The Suffolk County Community College board of trustees voted to...

The Suffolk County Community College board of trustees voted to postpone a decision to excuse Sanders from missing four recent meetings. Credit: Jeff Bachner

Theresa Sanders, ousted as CEO of the Urban League of Long Island after the nonprofit alleged she mismanaged its funds, also faces possible removal from the Suffolk County Community College board of trustees after missing a series of meetings.

The College Board on Thursday delayed action on a resolution that could trigger her removal. At the same meeting, Suffolk County Legis. Trish Bergin, a member of the legislature's Education and Labor Committee, said she would try to expel Sanders through another mechanism. The board president, who also is Sanders' personal attorney, decried the move as “political grandstanding.”

Sanders, appointed to the unpaid board in 2011, was absent from its four most recent meetings on April 20, May 11, June 15 and Aug. 17. College bylaws say when a trustee appointed by the county legislature, such as Sanders, is absent from four consecutive meetings, their seat is considered vacant unless the absences are excused by the board.

The board voted 6-0 to table a resolution excusing her absences until their Oct. 19 meeting. Sanders and board president E. Christopher Murray, an attorney who represents Sanders in a lawsuit filed by the Urban League, recused themselves from the vote and left the room.

The lawsuit, filed in August, alleges Sanders mismanaged about $200,000 of the nonprofit’s funds. She has denied wrongdoing.

Supreme Court Judge Christopher Quinn ruled she must step down but did not rule on the mismanagement claims. In September, Sanders filed a counter claim alleging the Urban League owes her $250,000 for taking a reduced salary over several years.

A spokeswoman for Nassau County District Attorney Anne Donnelly previously confirmed an ongoing investigation, declining additional comment.

Murray defended Sanders on Thursday, saying her absences were related to health matters and a family reunion in Jamaica.
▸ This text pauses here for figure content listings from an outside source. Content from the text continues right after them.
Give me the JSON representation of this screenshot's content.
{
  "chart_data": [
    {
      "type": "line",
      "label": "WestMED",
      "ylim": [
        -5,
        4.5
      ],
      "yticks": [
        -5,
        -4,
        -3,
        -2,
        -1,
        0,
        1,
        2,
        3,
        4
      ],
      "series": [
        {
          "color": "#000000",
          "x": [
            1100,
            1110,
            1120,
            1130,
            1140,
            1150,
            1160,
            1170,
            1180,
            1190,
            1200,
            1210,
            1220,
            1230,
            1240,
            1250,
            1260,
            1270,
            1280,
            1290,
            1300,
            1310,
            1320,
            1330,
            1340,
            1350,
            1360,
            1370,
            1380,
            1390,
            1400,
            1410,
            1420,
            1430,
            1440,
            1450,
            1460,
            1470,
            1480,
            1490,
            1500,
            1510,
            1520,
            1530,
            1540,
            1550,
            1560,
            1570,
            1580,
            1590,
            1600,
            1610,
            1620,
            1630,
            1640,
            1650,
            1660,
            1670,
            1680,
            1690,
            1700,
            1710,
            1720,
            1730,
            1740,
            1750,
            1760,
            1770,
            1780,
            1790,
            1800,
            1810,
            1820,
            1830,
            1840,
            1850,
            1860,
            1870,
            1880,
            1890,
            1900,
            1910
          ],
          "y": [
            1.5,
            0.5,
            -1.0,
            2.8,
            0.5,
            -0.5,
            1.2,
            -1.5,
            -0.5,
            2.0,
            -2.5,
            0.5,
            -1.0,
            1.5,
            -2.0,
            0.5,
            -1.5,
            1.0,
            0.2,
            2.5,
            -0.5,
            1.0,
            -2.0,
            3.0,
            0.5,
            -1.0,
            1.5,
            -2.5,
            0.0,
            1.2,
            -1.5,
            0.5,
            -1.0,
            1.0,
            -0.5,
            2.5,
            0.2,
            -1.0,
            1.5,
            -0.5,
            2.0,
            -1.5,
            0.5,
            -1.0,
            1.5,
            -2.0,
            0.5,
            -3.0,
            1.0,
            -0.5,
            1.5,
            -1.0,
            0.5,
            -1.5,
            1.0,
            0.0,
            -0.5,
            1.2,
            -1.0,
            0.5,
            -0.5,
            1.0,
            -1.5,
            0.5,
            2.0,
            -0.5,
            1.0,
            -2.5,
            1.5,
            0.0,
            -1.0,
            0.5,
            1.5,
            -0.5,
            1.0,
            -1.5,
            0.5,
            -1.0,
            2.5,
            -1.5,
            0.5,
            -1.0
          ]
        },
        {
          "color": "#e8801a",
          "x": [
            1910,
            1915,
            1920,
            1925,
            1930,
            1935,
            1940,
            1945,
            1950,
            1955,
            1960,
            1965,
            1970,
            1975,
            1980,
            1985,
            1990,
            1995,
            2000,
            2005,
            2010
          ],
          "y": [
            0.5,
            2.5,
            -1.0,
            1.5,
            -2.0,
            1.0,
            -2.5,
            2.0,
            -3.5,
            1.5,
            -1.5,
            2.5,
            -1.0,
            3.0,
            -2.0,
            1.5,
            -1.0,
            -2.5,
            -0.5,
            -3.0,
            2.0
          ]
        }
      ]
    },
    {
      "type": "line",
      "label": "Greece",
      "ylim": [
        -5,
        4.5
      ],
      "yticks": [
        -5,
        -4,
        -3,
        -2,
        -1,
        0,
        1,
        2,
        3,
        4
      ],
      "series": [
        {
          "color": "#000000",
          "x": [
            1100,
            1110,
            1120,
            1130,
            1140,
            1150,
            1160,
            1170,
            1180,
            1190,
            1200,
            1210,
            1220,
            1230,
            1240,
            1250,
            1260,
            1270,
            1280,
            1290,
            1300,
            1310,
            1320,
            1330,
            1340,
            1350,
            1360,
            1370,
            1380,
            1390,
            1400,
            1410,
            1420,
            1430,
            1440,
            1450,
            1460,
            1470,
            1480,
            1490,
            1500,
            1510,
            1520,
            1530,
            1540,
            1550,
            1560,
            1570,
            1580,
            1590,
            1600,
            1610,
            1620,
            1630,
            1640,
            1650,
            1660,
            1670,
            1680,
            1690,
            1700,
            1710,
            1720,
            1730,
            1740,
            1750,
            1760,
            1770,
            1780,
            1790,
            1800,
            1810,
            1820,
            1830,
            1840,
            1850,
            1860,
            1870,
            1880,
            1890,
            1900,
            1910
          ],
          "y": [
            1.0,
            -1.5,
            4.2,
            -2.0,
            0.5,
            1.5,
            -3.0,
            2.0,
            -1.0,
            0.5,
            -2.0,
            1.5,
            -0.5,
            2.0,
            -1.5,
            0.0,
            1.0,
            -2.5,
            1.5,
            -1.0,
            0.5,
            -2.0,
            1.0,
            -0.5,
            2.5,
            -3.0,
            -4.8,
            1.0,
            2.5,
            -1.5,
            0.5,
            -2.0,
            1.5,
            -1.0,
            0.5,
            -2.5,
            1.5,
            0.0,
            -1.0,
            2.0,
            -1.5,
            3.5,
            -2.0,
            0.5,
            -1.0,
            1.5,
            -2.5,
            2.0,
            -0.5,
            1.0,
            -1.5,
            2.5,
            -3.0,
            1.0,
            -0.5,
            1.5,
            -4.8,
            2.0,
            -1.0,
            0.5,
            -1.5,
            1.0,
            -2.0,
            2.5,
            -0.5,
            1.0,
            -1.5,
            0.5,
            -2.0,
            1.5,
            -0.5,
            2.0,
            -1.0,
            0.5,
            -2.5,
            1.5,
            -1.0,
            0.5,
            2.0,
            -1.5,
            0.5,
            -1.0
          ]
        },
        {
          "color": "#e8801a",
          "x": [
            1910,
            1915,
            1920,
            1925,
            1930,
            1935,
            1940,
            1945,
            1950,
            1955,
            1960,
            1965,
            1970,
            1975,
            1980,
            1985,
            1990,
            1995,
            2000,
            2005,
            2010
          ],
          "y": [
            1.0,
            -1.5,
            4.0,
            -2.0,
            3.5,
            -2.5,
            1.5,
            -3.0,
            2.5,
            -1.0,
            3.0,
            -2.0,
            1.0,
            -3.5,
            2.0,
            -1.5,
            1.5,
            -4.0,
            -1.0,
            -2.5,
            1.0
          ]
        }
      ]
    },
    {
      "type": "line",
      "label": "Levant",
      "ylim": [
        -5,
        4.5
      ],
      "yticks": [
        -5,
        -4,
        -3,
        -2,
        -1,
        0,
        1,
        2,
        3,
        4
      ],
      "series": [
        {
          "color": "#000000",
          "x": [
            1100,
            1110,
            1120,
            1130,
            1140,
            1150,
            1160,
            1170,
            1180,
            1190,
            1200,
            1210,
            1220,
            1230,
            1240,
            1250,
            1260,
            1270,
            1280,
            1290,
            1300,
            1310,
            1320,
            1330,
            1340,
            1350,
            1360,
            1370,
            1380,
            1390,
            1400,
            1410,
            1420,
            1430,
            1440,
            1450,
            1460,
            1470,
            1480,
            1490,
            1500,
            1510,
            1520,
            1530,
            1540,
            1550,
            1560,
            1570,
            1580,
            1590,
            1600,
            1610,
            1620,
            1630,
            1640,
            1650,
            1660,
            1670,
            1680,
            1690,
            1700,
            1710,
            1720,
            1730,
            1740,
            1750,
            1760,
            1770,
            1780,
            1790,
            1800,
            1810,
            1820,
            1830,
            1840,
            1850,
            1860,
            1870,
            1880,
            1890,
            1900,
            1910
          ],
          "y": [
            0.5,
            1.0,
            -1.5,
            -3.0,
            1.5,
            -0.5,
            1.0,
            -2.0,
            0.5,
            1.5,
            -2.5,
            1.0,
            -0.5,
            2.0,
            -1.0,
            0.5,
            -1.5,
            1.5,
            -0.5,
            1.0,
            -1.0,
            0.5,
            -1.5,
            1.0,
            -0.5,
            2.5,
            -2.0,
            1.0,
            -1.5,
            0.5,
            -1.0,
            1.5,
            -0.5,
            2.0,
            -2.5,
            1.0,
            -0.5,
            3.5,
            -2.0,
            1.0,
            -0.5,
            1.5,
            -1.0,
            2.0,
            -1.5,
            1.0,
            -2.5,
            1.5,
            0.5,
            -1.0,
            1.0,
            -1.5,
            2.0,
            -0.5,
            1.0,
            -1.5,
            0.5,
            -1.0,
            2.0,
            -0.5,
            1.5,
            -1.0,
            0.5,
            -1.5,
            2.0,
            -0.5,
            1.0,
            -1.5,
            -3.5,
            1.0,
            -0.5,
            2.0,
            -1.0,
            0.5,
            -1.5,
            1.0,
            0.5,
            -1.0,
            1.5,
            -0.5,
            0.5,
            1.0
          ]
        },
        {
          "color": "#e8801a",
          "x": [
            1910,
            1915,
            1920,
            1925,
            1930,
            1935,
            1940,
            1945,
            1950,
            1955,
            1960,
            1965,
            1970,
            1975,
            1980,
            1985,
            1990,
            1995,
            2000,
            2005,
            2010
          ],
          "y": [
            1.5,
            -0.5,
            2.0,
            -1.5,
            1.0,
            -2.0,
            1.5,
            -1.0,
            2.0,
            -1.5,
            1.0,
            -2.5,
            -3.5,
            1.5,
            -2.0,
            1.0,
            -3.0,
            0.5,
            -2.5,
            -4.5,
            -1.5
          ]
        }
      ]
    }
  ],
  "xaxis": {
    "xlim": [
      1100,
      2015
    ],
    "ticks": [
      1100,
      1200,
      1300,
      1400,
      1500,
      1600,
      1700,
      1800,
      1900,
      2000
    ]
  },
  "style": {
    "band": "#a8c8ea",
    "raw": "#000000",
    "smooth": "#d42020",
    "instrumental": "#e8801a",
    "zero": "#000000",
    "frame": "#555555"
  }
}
He blamed Bergin (R-East Islip) for publicly criticizing them for a legal issue that is still pending.

“I’m just so frustrated at the political opportunism that is being taken advantage of … diverting the attention of this institution from what it's supposed to be doing,” he said. “It’s just shameless. Absolutely shameless.”

Bergin told the board she was “troubled” that Murray represents Sanders while also serving as board president, and called for Sanders’ removal due to excessive absences.

“Mr. Murray can blame Trish Bergin for shedding light on a very, very bad situation, but I didn’t create that situation,” she said. “Miss Sanders created that situation. Mr. Murray created that situation.”

Suffolk County's charter allows the legislature to remove their appointees, and Bergin said she would discuss that option with the Education and Labor Committee and legislative attorney Bill Duffy.

Committee Chairman Jim Mazzarella (R-Moriches) said: “I will ensure that our committee continues to have dialogue on this and other issues regarding the college and its Board of Trustees.”

Sanders declined to comment.

Also Thursday, the board voted 8-0 to approve a new contract with the Faculty Association of Suffolk Community College, expected to cost the school $9.6 million over four years. The union includes 397 full-time and 1,100 adjunct faculty members.

The contract, which runs from 2022 through 2026, includes a 2.75% raise for 2023 and 2.95% raises in 2024 and 2025. It also includes a retroactive 1.6% raise for 2022.

The contract requires final approval from the county legislature.